A Monoallelic Variant in REST Is Associated with Non-Syndromic Autosomal Dominant Hearing Impairment in a South African Family

Abstract

Hearing impairment (HI) is a sensory disorder with a prevalence of 0.0055 live births in South Africa. DNA samples from a South African family presenting with progressive, autosomal dominant non-syndromic HI were subjected to whole-exome sequencing, and a novel monoallelic variant in REST [c.1244GC; p.(C415S)], was identified as the putative causative variant. The co-segregation of the variant was confirmed with Sanger Sequencing. The variant is absent from databases, 103 healthy South African controls, and 52 South African probands with isolated HI. In silico analysis indicates that the p.C415S variant in REST substitutes a conserved cysteine and results in changes to the surrounding secondary structure and the disulphide bonds, culminating in alteration of the tertiary structure of REST. Localization studies using ectopically expressed GFP-tagged Wild type (WT) and mutant REST in HEK-293 cells show that WT REST localizes exclusively to the nucleus; however, the mutant protein localizes throughout the cell. Additionally, mutant REST has an impaired ability to repress its known target AF1q. The data demonstrates that the identified mutation compromises the function of REST and support its implication in HI. This study is the second report, worldwide, to implicate REST in HI and suggests that it should be included in diagnostic HI panels.

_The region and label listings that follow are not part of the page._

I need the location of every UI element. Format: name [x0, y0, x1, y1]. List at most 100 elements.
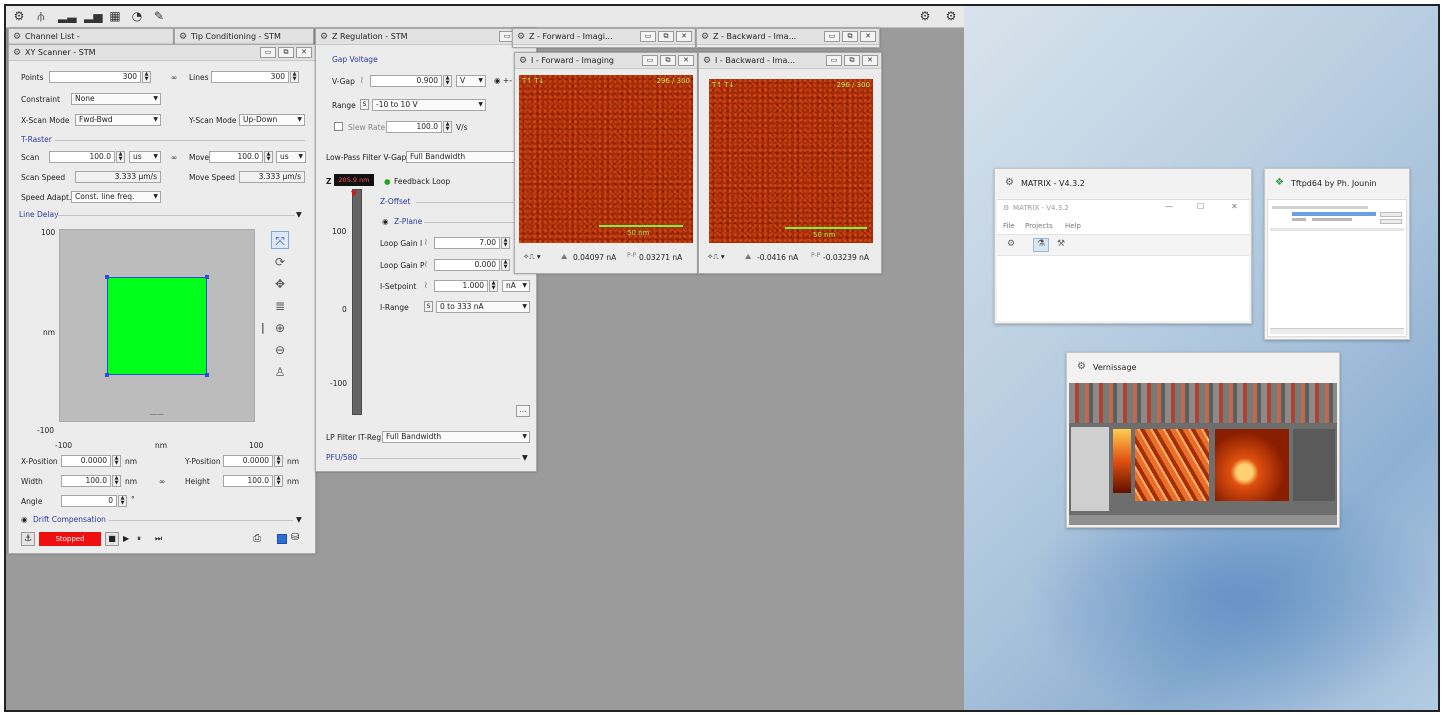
angle-input[interactable]: 0 — [61, 495, 117, 507]
irange-select[interactable]: 0 to 333 nA ▼ — [436, 301, 530, 313]
zplane-section[interactable]: Z-Plane — [394, 217, 422, 226]
chart-icon[interactable]: ▂▃ — [58, 9, 76, 23]
tool-icon[interactable]: ✎ — [152, 9, 166, 23]
cursor-icon[interactable]: ✧⎍ ▾ — [523, 252, 541, 262]
link-icon[interactable]: ∞ — [171, 153, 177, 162]
zoom-in-icon[interactable]: ⊕ — [271, 319, 289, 337]
restore-button[interactable]: ⧉ — [844, 55, 860, 66]
vgap-input[interactable]: 0.900 — [370, 75, 442, 87]
resize-handle[interactable] — [205, 275, 209, 279]
slew-checkbox[interactable] — [334, 122, 343, 131]
isetpoint-input[interactable]: 1.000 — [434, 280, 488, 292]
fit-icon[interactable]: ⤧ — [271, 231, 289, 249]
grid-icon[interactable]: ▦ — [108, 9, 122, 23]
step-button[interactable]: ⏭ — [155, 534, 162, 544]
pause-button[interactable]: ⏸ — [137, 534, 141, 544]
minimize-button[interactable]: ▭ — [260, 47, 276, 58]
checkbox-checked[interactable] — [277, 534, 287, 544]
save-icon[interactable]: ⛁ — [291, 532, 299, 543]
restore-button[interactable]: ⧉ — [842, 31, 858, 42]
minimize-button[interactable]: ▭ — [640, 31, 656, 42]
slew-spinner[interactable]: ▲ ▼ — [443, 121, 452, 133]
scan-area[interactable]: —— — [59, 229, 255, 422]
xpos-spinner[interactable]: ▲ ▼ — [112, 455, 121, 467]
zoom-out-icon[interactable]: ⊖ — [271, 341, 289, 359]
close-button[interactable]: ✕ — [296, 47, 312, 58]
rotate-icon[interactable]: ⟳ — [271, 253, 289, 271]
vernissage-window-thumbnail[interactable]: ⚙ Vernissage — [1066, 352, 1340, 528]
cursor-icon[interactable]: ✧⎍ ▾ — [707, 252, 725, 262]
z-slider[interactable] — [352, 189, 362, 415]
scan-unit-select[interactable]: us ▼ — [129, 151, 161, 163]
link-icon[interactable]: ∞ — [171, 73, 177, 82]
ypos-spinner[interactable]: ▲ ▼ — [274, 455, 283, 467]
chevron-down-icon[interactable]: ▼ — [296, 515, 302, 524]
stop-button[interactable]: ■ — [105, 532, 119, 546]
chevron-down-icon[interactable]: ▼ — [296, 210, 302, 219]
loop-i-spinner[interactable]: ▲ ▼ — [501, 237, 510, 249]
move-input[interactable]: 100.0 — [209, 151, 263, 163]
close-button[interactable]: ✕ — [862, 55, 878, 66]
minimize-button[interactable]: ▭ — [642, 55, 658, 66]
zplane-toggle-icon[interactable]: ◉ — [382, 217, 389, 226]
minimize-button[interactable]: ▭ — [826, 55, 842, 66]
minimize-button[interactable]: ▭ — [824, 31, 840, 42]
resize-handle[interactable] — [105, 373, 109, 377]
more-button[interactable]: ... — [516, 405, 530, 417]
gears-icon[interactable]: ⚙ — [918, 9, 932, 23]
gear2-icon[interactable]: ⚙ — [944, 9, 958, 23]
lines-input[interactable]: 300 — [211, 71, 289, 83]
restore-button[interactable]: ⧉ — [658, 31, 674, 42]
plus-minus-icon[interactable]: ◉ +- — [494, 76, 512, 85]
close-button[interactable]: ✕ — [678, 55, 694, 66]
move-unit-select[interactable]: us ▼ — [276, 151, 306, 163]
drift-section[interactable]: Drift Compensation — [33, 515, 106, 524]
points-spinner[interactable]: ▲ ▼ — [142, 71, 151, 83]
book-icon[interactable]: ⎙ — [253, 533, 261, 544]
lowpass-select[interactable]: Full Bandwidth — [406, 151, 526, 163]
constraint-select[interactable]: None ▼ — [71, 93, 161, 105]
restore-button[interactable]: ⧉ — [278, 47, 294, 58]
angle-spinner[interactable]: ▲ ▼ — [118, 495, 127, 507]
lines-icon[interactable]: ≣ — [271, 297, 289, 315]
move-icon[interactable]: ✥ — [271, 275, 289, 293]
height-spinner[interactable]: ▲ ▼ — [274, 475, 283, 487]
link-icon[interactable]: ∞ — [159, 477, 165, 486]
isetpoint-spinner[interactable]: ▲ ▼ — [489, 280, 498, 292]
range-select[interactable]: -10 to 10 V ▼ — [372, 99, 486, 111]
scan-region[interactable] — [107, 277, 207, 375]
loop-p-input[interactable]: 0.000 — [434, 259, 500, 271]
matrix-window-thumbnail[interactable]: ⚙ MATRIX - V4.3.2 ⚙ MATRIX - V4.3.2 — ☐ … — [994, 168, 1252, 324]
lock-icon[interactable]: S — [424, 301, 433, 312]
vgap-spinner[interactable]: ▲ ▼ — [443, 75, 452, 87]
yscan-select[interactable]: Up-Down ▼ — [239, 114, 305, 126]
gear-icon[interactable]: ⚙ — [12, 9, 26, 23]
xpos-input[interactable]: 0.0000 — [61, 455, 111, 467]
height-input[interactable]: 100.0 — [223, 475, 273, 487]
ypos-input[interactable]: 0.0000 — [223, 455, 273, 467]
lines-spinner[interactable]: ▲ ▼ — [290, 71, 299, 83]
vgap-unit-select[interactable]: V ▼ — [456, 75, 486, 87]
points-input[interactable]: 300 — [49, 71, 141, 83]
chart2-icon[interactable]: ▂▅ — [84, 9, 102, 23]
z-backward-window[interactable]: ⚙ Z - Backward - Ima... ▭ ⧉ ✕ — [696, 28, 880, 48]
resize-handle[interactable] — [205, 373, 209, 377]
i-backward-image[interactable]: T↑ T↓ 296 / 300 50 nm — [709, 79, 873, 243]
tftpd-window-thumbnail[interactable]: ❖ Tftpd64 by Ph. Jounin — [1264, 168, 1410, 340]
scan-input[interactable]: 100.0 — [49, 151, 115, 163]
clock-icon[interactable]: ◔ — [130, 9, 144, 23]
move-spinner[interactable]: ▲ ▼ — [264, 151, 273, 163]
z-forward-window[interactable]: ⚙ Z - Forward - Imagi... ▭ ⧉ ✕ — [512, 28, 696, 48]
user-icon[interactable]: ♙ — [271, 363, 289, 381]
width-input[interactable]: 100.0 — [61, 475, 111, 487]
isetpoint-unit-select[interactable]: nA ▼ — [502, 280, 530, 292]
drift-toggle-icon[interactable]: ◉ — [21, 515, 28, 524]
slew-input[interactable]: 100.0 — [386, 121, 442, 133]
restore-button[interactable]: ⧉ — [660, 55, 676, 66]
xscan-select[interactable]: Fwd-Bwd ▼ — [75, 114, 161, 126]
feedback-label[interactable]: Feedback Loop — [394, 177, 450, 186]
lp-filter-select[interactable]: Full Bandwidth ▼ — [382, 431, 530, 443]
width-spinner[interactable]: ▲ ▼ — [112, 475, 121, 487]
chevron-down-icon[interactable]: ▼ — [522, 453, 528, 462]
i-forward-image[interactable]: T↑ T↓ 296 / 300 50 nm — [519, 75, 693, 243]
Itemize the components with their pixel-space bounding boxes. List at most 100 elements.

Keywords: Africa; DFNA27; RE1-silencing transcription factor; REST; South Africa; non-syndromic hearing impairment.

Figure 1

The pedigree of the family presenting with non-syndromic hearing impairment. (a) The pedigree suggesting a dominant inheritance model of hearing impairment (HI). The age and genotype are indicated under the ID for the four family members that were available for sequencing. (b) audiograms indicate severe hearing impairment in the affected mother and son and normal hearing in the unaffected child. The left ear is blue and the right ear is red in the audiograms for subject III.5 and IV.4. (c) The missense mutation segregates within the family with the affected mother and child being heterozygous for the c.1244GC. The unaffected grandmother and half-brother are homozygous wild-type.

Figure 2

(a) The evolutionary conservation of the Cysteine amino acid at position 415 in REST. The position is indicated by the red box. (b) The domain structure of the WT and MT protein are shown. The mutant protein has an extended disordered domain when compared to the WT. (c) Protein modelling of REST comparing the WT (right) to the MT (left) in the ribbon form. The mutation results in changes in the β sheets and α helixes in the protein. This results in either the extension or the retraction of some the structures, as well as the formation and loss of other structures. (d) Protein modelling of REST comparing the WT (right) and the MT (left) in the space filling form indicating the consequences of the changes illustrated in (2c). The p.C415S variation results in a change in the tertiary structure of the protein such that it is slightly smaller than the WT protein. The MT protein also has several, previously exposed moieties, hidden.

Figure 3

WT REST localizes to the nucleus, while MT REST displays localization patterns similar to GFP-only and loses repressive ability of target gene. (a) Micrographs of HEK-293 cells transfected with GFP-only (one representative image), GFP-tagged WT REST and GFP-tagged MT REST (two representative images each). The LHS row indicates Hoechst staining, the middle row indicates GFP, and the RHS row represents merged images. HEK-293 cells were transiently transfected with the respective constructs and visualized live after 24 h (spiked with Hoechst stain) under the confocal microscope (b) HEK-293 cells were transiently transfected with WT or MT REST expression constructs, and 24 h later the expression of AF1q mRNA was measured using qPCR and plotted relative to empty vector control. (c) HEK-293 cells were transiently transfected with WT and MT REST expression constructs and harvested and lysed 36 h later. Luciferase activity was measured with a luminometer and plotted relative to the empty vector control.